Le grand secret
20 janvier 2009

Quoi de mieux pour débuter cette nouvelle année en beauté que d’aborder un thème qui nous touche tous de près ou de loin: le secret. Il pèse constamment sur notre conscience; on le traîne avec nous tel un boulet des mois durant, voire des années. On voudrait s’en défaire, le révéler au monde entier pour en finir une fois pour toutes, mais alors que le chat s’apprête à sortir du sac, l’orgueil reprend rapidement le dessus et le secret reste caché. Chers lecteurs, il nous faut absolument cesser de le nier, nous sommes des pécheurs.

Il est évidemment question ici de péché musical, et je prendrai la responsabilité en tant qu’auteur de cette chronique d’être le premier à me confesser. Je…… Ouf! ce n’est vraiment pas si facile que ça. Bon, je me lance: j’aime vraiment… Au fait avez-vous été choqués par le Bye Bye cette année? Je crois que Véro est allée trop loin quand… Bon d’accord, les plus perspicaces d’entre vous auront noté que j’essaie subtilement de changer de sujet. Je me lance, et cette fois c’est pour de vrai: j’aime écouter Radio Rock Détente. J’éprouve une irrésistible envie de danser en écoutant «Waiting for Tonight» de J-Lo.  Je connais par cœur les paroles de plusieurs chansons du groupe Limp Bizkit et je trouve un certain charme aux arrangements musicaux des chansons des Backstreet Boys. Troublant? Certainement. Anormal? Je ne crois pas.

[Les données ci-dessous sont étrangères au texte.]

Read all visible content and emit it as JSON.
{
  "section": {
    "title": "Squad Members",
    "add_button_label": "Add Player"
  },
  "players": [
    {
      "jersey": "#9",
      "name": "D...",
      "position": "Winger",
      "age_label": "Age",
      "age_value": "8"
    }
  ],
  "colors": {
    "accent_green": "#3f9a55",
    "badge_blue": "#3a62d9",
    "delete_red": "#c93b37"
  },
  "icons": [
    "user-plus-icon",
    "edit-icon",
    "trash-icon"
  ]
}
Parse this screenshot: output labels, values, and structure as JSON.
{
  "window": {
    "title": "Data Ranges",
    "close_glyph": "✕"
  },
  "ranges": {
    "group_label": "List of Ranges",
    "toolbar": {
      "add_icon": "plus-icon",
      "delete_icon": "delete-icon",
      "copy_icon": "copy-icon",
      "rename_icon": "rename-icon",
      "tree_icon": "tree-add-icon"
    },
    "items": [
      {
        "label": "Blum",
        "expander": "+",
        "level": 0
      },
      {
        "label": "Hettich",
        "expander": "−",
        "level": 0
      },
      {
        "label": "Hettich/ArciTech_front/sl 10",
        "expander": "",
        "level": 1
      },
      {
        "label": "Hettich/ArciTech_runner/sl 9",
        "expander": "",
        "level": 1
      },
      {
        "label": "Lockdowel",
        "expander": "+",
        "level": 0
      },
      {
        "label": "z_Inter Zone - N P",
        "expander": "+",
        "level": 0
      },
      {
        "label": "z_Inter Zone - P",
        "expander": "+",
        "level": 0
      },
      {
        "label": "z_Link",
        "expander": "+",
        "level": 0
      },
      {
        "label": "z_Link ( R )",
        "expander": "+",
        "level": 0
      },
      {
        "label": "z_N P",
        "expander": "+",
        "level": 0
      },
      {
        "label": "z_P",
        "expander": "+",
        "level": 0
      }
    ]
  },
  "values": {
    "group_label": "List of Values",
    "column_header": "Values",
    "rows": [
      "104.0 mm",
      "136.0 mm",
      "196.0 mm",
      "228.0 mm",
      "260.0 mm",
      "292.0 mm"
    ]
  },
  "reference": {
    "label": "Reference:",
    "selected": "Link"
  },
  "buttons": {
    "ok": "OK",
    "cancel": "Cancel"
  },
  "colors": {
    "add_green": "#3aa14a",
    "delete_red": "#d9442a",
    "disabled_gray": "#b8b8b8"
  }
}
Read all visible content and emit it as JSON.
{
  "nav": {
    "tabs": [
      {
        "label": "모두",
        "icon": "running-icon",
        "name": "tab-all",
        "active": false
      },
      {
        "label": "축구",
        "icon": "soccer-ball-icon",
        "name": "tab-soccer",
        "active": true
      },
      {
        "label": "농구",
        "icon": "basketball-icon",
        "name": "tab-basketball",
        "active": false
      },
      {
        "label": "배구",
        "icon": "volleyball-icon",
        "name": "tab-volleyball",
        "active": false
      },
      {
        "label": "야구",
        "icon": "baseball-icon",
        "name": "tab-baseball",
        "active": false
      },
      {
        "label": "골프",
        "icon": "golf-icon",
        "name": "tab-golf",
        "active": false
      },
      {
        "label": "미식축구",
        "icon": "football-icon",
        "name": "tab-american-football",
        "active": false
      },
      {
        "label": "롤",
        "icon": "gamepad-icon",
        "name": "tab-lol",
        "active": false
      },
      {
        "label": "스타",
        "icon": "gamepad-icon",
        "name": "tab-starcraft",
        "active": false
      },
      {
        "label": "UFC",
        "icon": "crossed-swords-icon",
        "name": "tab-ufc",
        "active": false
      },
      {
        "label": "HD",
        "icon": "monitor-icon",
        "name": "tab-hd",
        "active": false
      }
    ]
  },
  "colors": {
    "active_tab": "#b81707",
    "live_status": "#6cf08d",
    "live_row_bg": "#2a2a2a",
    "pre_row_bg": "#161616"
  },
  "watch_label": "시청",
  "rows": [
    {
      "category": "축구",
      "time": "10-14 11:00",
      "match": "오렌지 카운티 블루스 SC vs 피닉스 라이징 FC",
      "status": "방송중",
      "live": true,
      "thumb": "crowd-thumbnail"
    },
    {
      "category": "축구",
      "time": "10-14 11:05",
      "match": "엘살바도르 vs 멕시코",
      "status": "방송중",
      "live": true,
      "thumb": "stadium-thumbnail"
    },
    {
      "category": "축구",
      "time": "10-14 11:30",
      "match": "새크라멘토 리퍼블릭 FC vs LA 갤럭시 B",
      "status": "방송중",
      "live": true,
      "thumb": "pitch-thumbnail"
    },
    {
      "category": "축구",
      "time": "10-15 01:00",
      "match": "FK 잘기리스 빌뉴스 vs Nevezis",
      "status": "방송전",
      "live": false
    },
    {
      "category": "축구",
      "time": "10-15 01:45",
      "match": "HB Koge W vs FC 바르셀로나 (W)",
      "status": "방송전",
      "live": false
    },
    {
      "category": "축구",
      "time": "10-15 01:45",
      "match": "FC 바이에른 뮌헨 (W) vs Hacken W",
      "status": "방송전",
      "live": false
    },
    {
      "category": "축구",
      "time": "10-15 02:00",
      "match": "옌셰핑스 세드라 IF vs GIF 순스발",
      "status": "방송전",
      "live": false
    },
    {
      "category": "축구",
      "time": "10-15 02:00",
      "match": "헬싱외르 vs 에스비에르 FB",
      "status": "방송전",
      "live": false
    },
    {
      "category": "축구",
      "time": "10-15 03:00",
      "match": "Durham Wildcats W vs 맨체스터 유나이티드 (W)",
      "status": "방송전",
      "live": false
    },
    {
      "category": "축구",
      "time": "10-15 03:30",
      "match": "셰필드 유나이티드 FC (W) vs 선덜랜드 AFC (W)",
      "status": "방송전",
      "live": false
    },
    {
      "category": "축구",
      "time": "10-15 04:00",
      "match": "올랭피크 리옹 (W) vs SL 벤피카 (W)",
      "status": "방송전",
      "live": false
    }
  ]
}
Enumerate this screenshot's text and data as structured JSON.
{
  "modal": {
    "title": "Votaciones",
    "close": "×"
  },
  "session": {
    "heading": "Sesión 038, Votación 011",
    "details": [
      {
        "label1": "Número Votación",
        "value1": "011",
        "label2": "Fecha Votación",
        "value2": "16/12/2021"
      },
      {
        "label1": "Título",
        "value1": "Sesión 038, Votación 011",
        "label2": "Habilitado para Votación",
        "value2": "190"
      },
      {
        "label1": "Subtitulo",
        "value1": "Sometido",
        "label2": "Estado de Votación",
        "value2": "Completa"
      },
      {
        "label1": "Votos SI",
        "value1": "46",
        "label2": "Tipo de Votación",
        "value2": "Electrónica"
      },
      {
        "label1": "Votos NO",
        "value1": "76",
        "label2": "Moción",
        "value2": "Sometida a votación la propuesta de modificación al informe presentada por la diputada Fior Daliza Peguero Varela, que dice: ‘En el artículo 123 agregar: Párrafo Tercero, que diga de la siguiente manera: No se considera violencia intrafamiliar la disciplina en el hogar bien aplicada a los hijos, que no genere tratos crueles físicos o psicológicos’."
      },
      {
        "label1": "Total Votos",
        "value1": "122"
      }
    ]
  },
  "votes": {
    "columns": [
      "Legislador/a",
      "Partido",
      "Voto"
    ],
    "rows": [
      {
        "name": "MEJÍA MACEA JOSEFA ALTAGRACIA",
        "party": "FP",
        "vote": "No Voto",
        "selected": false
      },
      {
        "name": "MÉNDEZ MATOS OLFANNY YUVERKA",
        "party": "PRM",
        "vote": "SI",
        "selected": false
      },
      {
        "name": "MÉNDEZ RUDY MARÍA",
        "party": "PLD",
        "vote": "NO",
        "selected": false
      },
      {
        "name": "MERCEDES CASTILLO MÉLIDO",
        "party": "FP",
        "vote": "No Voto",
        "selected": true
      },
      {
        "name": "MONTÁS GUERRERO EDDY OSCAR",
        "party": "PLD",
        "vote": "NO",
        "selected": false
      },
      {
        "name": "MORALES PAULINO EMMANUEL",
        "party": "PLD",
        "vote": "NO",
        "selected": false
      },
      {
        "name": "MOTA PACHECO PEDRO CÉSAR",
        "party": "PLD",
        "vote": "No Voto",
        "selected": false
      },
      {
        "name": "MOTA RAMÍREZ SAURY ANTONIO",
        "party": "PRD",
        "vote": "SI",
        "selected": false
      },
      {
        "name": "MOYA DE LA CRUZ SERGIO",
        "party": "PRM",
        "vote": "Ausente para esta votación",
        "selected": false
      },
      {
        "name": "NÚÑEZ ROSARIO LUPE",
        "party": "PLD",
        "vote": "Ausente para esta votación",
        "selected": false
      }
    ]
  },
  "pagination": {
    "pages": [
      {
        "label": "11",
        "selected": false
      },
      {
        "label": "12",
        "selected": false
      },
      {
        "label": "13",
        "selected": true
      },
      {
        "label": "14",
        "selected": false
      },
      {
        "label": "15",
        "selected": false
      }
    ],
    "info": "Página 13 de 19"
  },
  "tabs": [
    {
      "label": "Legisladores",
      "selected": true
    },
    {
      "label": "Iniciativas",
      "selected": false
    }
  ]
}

Nous apprécions la musique pour toutes sortes de raisons. S’il arrive parfois qu’on aime une pièce musicale pour la qualité de la partition elle-même ou encore pour l’interprétation des musiciens, le facteur principal dans l’appréciation de la musique – et de l’art en général – reste intangible: l’émotion. Je suis persuadé que la nostalgie joue un grand rôle dans cette attirance étrange que nous éprouvons pour ces chansons à la qualité douteuse. Elles nous rappellent le confort de la fourgonnette familiale tandis que, âgés de huit ans à peine, nous revenions d’une journée de ski alors qu’un succès de Marie Carmen jouait à la radio. Elles nous rappellent ces dures années du secondaire où, en pleine crise d’identité, nous nous rebellions contre la société en écoutant Papa Roach ou un autre groupe comparable. Ce n’est même pas une blague: le premier CD que j’ai acheté a été Americana du groupe The Offspring, mais je dois admettre que c’était surtout parce j’étais alors impressionné par la capacité du chanteur à dire autant de vilains mots. Puis il y a ces chansons qui, sans nécessairement nous rappeler quoi que ce soit, sont simplement très entraînantes, très catchy. Comment résister à l’intensité de la voix de Céline Dion dans la chanson «Pour que tu m’aimes encore», ou au rythme endiablé de la chanson «Like I Love You» de ce cher Justin?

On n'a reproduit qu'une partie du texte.